The average person expels gas 14 times every day. The amount of actual gas released ranges from as little as one cup to as much as one half gallon per day. Gas is made primarily of odorless vapors such as carbon dioxide, oxygen, nitrogen, hydrogen, and sometimes methane. The unpleasant odor of flatulence comes from bacteria in the large intestine that release small amounts of gases that contain hydrogen sulfide.(sulfur smell) Contrary to popular belief, women have just as many passages as men, and older people, have no more gas than younger individuals.

Flatulence occurs when a food does not break down completely in the stomach and small intestine. As a result, the food makes it into the large intestine in an undigested state. Most lower intestinal gas is produced when bacteria in your colon ferment carbohydrates that aren’t digested in your small intestine. The body does not digest and absorb some carbohydrates (the sugar, starches, and fiber found in many foods) in the small intestine because of a shortage or absence of certain enzymes.

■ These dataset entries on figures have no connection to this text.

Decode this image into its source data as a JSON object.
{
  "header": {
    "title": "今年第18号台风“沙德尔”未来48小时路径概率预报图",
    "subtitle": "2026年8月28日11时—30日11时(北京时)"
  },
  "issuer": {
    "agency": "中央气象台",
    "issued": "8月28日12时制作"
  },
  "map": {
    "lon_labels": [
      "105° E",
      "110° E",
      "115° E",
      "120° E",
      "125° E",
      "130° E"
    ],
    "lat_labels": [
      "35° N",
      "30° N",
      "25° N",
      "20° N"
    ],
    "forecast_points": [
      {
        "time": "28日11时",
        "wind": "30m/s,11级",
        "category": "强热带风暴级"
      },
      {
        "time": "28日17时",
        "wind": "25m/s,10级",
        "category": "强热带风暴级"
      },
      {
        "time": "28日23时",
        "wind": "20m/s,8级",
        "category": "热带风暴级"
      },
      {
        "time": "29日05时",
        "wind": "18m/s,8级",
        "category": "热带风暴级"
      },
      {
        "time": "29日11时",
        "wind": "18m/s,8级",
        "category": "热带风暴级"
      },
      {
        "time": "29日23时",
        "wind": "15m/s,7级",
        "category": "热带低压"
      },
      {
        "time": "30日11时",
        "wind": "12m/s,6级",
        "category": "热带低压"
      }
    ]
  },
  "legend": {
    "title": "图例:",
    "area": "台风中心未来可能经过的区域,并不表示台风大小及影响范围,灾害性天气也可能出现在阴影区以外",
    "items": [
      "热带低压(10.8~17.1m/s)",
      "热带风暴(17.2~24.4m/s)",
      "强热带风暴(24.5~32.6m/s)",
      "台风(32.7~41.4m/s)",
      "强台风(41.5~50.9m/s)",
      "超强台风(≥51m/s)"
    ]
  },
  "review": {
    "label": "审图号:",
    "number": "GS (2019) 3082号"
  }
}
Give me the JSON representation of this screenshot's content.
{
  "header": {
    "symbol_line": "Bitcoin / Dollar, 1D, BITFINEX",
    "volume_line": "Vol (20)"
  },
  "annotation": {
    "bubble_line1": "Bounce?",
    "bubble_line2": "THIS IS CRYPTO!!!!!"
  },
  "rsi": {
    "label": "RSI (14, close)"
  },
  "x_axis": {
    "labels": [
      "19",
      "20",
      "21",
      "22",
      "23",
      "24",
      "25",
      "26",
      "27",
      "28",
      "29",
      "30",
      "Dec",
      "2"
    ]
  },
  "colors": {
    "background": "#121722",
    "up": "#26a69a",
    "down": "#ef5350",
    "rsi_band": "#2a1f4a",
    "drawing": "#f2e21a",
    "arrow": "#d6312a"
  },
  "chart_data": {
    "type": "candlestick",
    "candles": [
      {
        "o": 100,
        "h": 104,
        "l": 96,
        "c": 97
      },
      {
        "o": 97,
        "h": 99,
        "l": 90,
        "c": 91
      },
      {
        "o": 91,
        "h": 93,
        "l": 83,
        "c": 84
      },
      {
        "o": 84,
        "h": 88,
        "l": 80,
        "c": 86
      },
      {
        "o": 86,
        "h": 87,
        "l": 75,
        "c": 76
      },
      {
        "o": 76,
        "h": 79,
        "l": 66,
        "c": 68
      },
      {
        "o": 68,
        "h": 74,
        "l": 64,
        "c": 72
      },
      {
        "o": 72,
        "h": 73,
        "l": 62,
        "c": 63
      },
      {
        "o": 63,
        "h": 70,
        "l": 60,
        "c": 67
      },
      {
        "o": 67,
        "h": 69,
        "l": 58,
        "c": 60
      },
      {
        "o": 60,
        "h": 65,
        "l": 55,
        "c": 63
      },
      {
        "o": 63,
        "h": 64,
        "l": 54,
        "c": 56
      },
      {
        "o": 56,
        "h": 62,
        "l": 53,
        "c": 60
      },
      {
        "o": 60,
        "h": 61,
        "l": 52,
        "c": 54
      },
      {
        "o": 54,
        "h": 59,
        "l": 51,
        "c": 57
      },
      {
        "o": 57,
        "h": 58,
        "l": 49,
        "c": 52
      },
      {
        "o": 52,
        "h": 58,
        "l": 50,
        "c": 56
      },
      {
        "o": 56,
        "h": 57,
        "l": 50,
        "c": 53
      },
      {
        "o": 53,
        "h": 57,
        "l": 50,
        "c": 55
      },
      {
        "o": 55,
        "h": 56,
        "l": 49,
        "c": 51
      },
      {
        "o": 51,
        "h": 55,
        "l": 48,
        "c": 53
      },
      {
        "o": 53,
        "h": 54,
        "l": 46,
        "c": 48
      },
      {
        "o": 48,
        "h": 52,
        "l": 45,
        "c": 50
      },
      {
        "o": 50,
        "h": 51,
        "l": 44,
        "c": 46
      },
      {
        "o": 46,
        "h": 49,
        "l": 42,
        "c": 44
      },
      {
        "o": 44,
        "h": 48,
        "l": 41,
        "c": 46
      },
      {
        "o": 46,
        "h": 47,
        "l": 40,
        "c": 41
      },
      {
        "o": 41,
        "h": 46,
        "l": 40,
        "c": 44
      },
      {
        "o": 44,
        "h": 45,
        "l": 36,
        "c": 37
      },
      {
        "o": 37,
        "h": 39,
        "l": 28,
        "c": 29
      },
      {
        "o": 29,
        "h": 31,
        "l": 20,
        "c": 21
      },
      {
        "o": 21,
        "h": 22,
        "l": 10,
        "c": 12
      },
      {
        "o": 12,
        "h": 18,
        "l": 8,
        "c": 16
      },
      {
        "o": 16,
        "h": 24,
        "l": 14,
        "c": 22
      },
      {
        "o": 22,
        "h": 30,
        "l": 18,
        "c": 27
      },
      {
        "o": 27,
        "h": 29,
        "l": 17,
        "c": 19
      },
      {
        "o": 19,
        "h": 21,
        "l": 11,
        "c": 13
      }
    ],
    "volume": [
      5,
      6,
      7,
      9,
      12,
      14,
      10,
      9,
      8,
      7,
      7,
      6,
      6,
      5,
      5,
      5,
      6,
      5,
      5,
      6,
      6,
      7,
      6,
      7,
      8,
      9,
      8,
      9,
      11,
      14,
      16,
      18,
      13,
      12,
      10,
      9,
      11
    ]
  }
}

This undigested food then passes from the small intestine into the large intestine, where normal, harmless bacteria break down the food, producing gases such as hydrogen, carbon dioxide, and, in about one-third of all people, methane. As much as 80 to 90 percent of rectal gas (flatulence) is formed by bacteria. Eventually these gases exit through the rectum. Certain foods produce more flatulence than others because they contain more indigestible carbohydrates than others. Beans are well known gas producers. The beans pass through the small intestine and arrive in the large intestine without being digested, which causes flatulence to occur.

Unfortunately, healthy foods such as fruits, vegetables, oatmeal and legumes (beans and peas) are often the worst offenders. That’s because these foods are high in soluble fiber. Soluble fiber dissolves in water forming a gelatinous substance in the bowel. Fiber has many health benefits, including keeping your digestive tract in good working order, regulating blood sugar and cholesterol levels, and helping prevent heart attacks and other heart problems. But it can also lead to the formation of gas. In the colon the bacteria thrive on the undigestible fiber. These bacteria are harmless but for those who have an intestinal gas or flatus problem it is probably best to avoid or carefully test soluble fibers to see if they are contributing to intestinal gas.

On the other hand, insoluble fiber as found in wheat, rye, bran, and other grains does not dissolve in water. It is not used by intestinal colon bacteria as a food source, so these bacteria generally do not produce intestinal gas. Both soluble and insoluble fiber should be eaten on a daily basis.

By contrast, fats and proteins cause little gas. They are absorbed in the digestive tract before they get to the colon.

Sugars are known to create gas. Fructose is naturally present in onions, artichokes, pears, and wheat. It is also used as a sweetener in some soft drinks and fruit drinks. Sorbitol is a sugar found naturally in fruits, including apples, pears, peaches, and prunes. It is also used as an artificial sweetener in many dietetic foods and sugarfree candies and gums.

Foods that may cause gas include: Most beans, especially dried beans and peas, baked beans, soy beans, lima beans, vegetables, such as Cabbage; radishes; onions; broccoli; Brussels sprouts; cauliflower; cucumbers; sauerkraut; kohlrabi; asparagus, potatoes Fruits such as Prunes; apricots; apples; raisins; bananas. Carbonated beverages- Soft drinks, fruit drinks, milk and milk products, such as cheese and ice cream. Packaged foods prepared with lactose, such as bread, cereal, and salad dressing. Foods containing sorbitol, such as dietetic foods and sugarfree candies and gums.